The blockchain itself isn’t affected: Users can run nodes and use alternative interfaces (to the extent they exist) to access these applications. But running nodes is hard, and switching from front end to front end is risky and difficult.
These Web3 censorship tactics are not unlike the deep deplatforming that happens on the internet to designated opponents of the regime. Deplatformed with suspicious synchrony from Facebook, AWS, Cloudflare, Salesforce, and PayPal? Just build your own social media, hosting, distributed denial of service (DDoS) protection, customer relationship management (CRM) and … bank.

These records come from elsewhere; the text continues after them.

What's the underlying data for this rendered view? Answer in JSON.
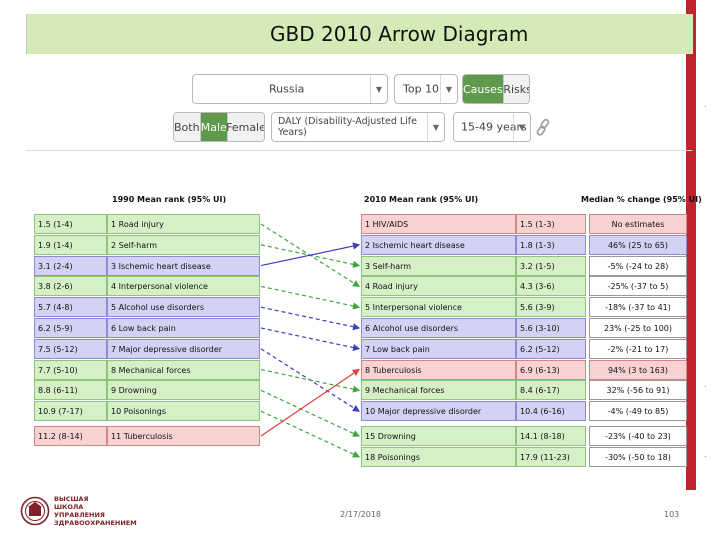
{
  "title": "GBD 2010 Arrow Diagram",
  "controls": {
    "country": "Russia",
    "top_n": "Top 10",
    "cause_risk": {
      "options": [
        "Causes",
        "Risks"
      ],
      "active": "Causes"
    },
    "sex": {
      "options": [
        "Both",
        "Male",
        "Female"
      ],
      "active": "Male"
    },
    "metric": "DALY (Disability-Adjusted Life Years)",
    "age": "15-49 years"
  },
  "headers": {
    "left": "1990 Mean rank (95% UI)",
    "right": "2010 Mean rank (95% UI)",
    "change": "Median % change (95% UI)"
  },
  "left_rows": [
    {
      "rank": "1.5 (1-4)",
      "cause": "1 Road injury",
      "color": "g"
    },
    {
      "rank": "1.9 (1-4)",
      "cause": "2 Self-harm",
      "color": "g"
    },
    {
      "rank": "3.1 (2-4)",
      "cause": "3 Ischemic heart disease",
      "color": "b"
    },
    {
      "rank": "3.8 (2-6)",
      "cause": "4 Interpersonal violence",
      "color": "g"
    },
    {
      "rank": "5.7 (4-8)",
      "cause": "5 Alcohol use disorders",
      "color": "b"
    },
    {
      "rank": "6.2 (5-9)",
      "cause": "6 Low back pain",
      "color": "b"
    },
    {
      "rank": "7.5 (5-12)",
      "cause": "7 Major depressive disorder",
      "color": "b"
    },
    {
      "rank": "7.7 (5-10)",
      "cause": "8 Mechanical forces",
      "color": "g"
    },
    {
      "rank": "8.8 (6-11)",
      "cause": "9 Drowning",
      "color": "g"
    },
    {
      "rank": "10.9 (7-17)",
      "cause": "10 Poisonings",
      "color": "g"
    },
    {
      "rank": "11.2 (8-14)",
      "cause": "11 Tuberculosis",
      "color": "r"
    }
  ],
  "right_rows": [
    {
      "cause": "1 HIV/AIDS",
      "rank": "1.5 (1-3)",
      "change": "No estimates",
      "color": "r",
      "change_color": "r"
    },
    {
      "cause": "2 Ischemic heart disease",
      "rank": "1.8 (1-3)",
      "change": "46% (25 to 65)",
      "color": "b",
      "change_color": "b"
    },
    {
      "cause": "3 Self-harm",
      "rank": "3.2 (1-5)",
      "change": "-5% (-24 to 28)",
      "color": "g",
      "change_color": "w"
    },
    {
      "cause": "4 Road injury",
      "rank": "4.3 (3-6)",
      "change": "-25% (-37 to 5)",
      "color": "g",
      "change_color": "w"
    },
    {
      "cause": "5 Interpersonal violence",
      "rank": "5.6 (3-9)",
      "change": "-18% (-37 to 41)",
      "color": "g",
      "change_color": "w"
    },
    {
      "cause": "6 Alcohol use disorders",
      "rank": "5.6 (3-10)",
      "change": "23% (-25 to 100)",
      "color": "b",
      "change_color": "w"
    },
    {
      "cause": "7 Low back pain",
      "rank": "6.2 (5-12)",
      "change": "-2% (-21 to 17)",
      "color": "b",
      "change_color": "w"
    },
    {
      "cause": "8 Tuberculosis",
      "rank": "6.9 (6-13)",
      "change": "94% (3 to 163)",
      "color": "r",
      "change_color": "r"
    },
    {
      "cause": "9 Mechanical forces",
      "rank": "8.4 (6-17)",
      "change": "32% (-56 to 91)",
      "color": "g",
      "change_color": "w"
    },
    {
      "cause": "10 Major depressive disorder",
      "rank": "10.4 (6-16)",
      "change": "-4% (-49 to 85)",
      "color": "b",
      "change_color": "w"
    },
    {
      "cause": "15 Drowning",
      "rank": "14.1 (8-18)",
      "change": "-23% (-40 to 23)",
      "color": "g",
      "change_color": "w"
    },
    {
      "cause": "18 Poisonings",
      "rank": "17.9 (11-23)",
      "change": "-30% (-50 to 18)",
      "color": "g",
      "change_color": "w"
    }
  ],
  "arrows": [
    {
      "from": 1,
      "to": 4,
      "dashed": true,
      "color": "#3fa63f"
    },
    {
      "from": 2,
      "to": 3,
      "dashed": true,
      "color": "#3fa63f"
    },
    {
      "from": 3,
      "to": 2,
      "dashed": false,
      "color": "#3b3fc0"
    },
    {
      "from": 4,
      "to": 5,
      "dashed": true,
      "color": "#3fa63f"
    },
    {
      "from": 5,
      "to": 6,
      "dashed": true,
      "color": "#3b3fc0"
    },
    {
      "from": 6,
      "to": 7,
      "dashed": true,
      "color": "#3b3fc0"
    },
    {
      "from": 7,
      "to": 10,
      "dashed": true,
      "color": "#3b3fc0"
    },
    {
      "from": 8,
      "to": 9,
      "dashed": true,
      "color": "#3fa63f"
    },
    {
      "from": 9,
      "to": 15,
      "dashed": true,
      "color": "#3fa63f"
    },
    {
      "from": 10,
      "to": 18,
      "dashed": true,
      "color": "#3fa63f"
    },
    {
      "from": 11,
      "to": 8,
      "dashed": false,
      "color": "#e04040"
    }
  ],
  "footer": {
    "logo_lines": [
      "ВЫСШАЯ",
      "ШКОЛА",
      "УПРАВЛЕНИЯ",
      "ЗДРАВООХРАНЕНИЕМ"
    ],
    "date": "2/17/2018",
    "page": "103"
  },
  "colors": {
    "green": "#d5f0c7",
    "blue": "#d4d2f4",
    "red": "#f8d2d2",
    "accent": "#5f9a4c",
    "brand": "#c0242c"
  }
}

The government didn’t call it Operation Choke Point for nothing. In practice, you just have to make it very inconvenient for users to access the service in question, and you have kicked them off. If they have to run their own beefy Ethereum node and use the command line to interact with an uncensored Aave or Oasis, the vast majority of users will be de facto walled out of the service.
…
Now a curious discourse has emerged whereby Ethereans are threatening to sanction slash validators like Coinbase (COIN) if it complies with the law and filters sanctioned transactions, as the firm surely will. (Brian Armstrong can posture all he likes, but the Board won’t allow him to shut down Coinbase’s massively lucrative staking business because some .eths were mean to him online – they would sooner fire him.) Eric Wall has described the credible threat of slashing “a prerequisite for security and censorship resistance in a blockchain.”Notable among Ethereum elites supporting the slashing of Evil Coinbase is Vitalik Buterin himself. No surprise that Buterin has signed on to the crusade, as it is he who is largely responsible for promoting the concept in his early defenses of proof-of-stake (PoS). “We will slash the bad people” is so elegant in theory. The drone pilots only intended to drop the precision munitions on the insurgents, and never the wedding guests.
…
So Ethereum’s reaction to nation-state sanctions would be to impose sanctions of its own. It’s an identical desire to the one that drives the U.S. government to sanction so aggressively: to use purportedly surgical financial weapons to fight enemies, foreign and domestic, without firing a shot.But Ethereum leadership must rise above this urge, which would make the network no better than the system it seeks to replace. One of the distinct advantages public blockchains have over their legacy counterparts is their genuine neutrality. To impose a slashing rule – in such an arbitrary and slapdash manner, with no prior codification – would undo that advantage completely.
This may be one case where the solution they are proposing is worse than the problem itself, with Ethereum becoming a wholesale agent of censorship, rather than ensuring its neutrality. If nothing else it underscores why regulator attempts at censorship can create a virtual cascade failure, and why the industry must smartly resist these efforts.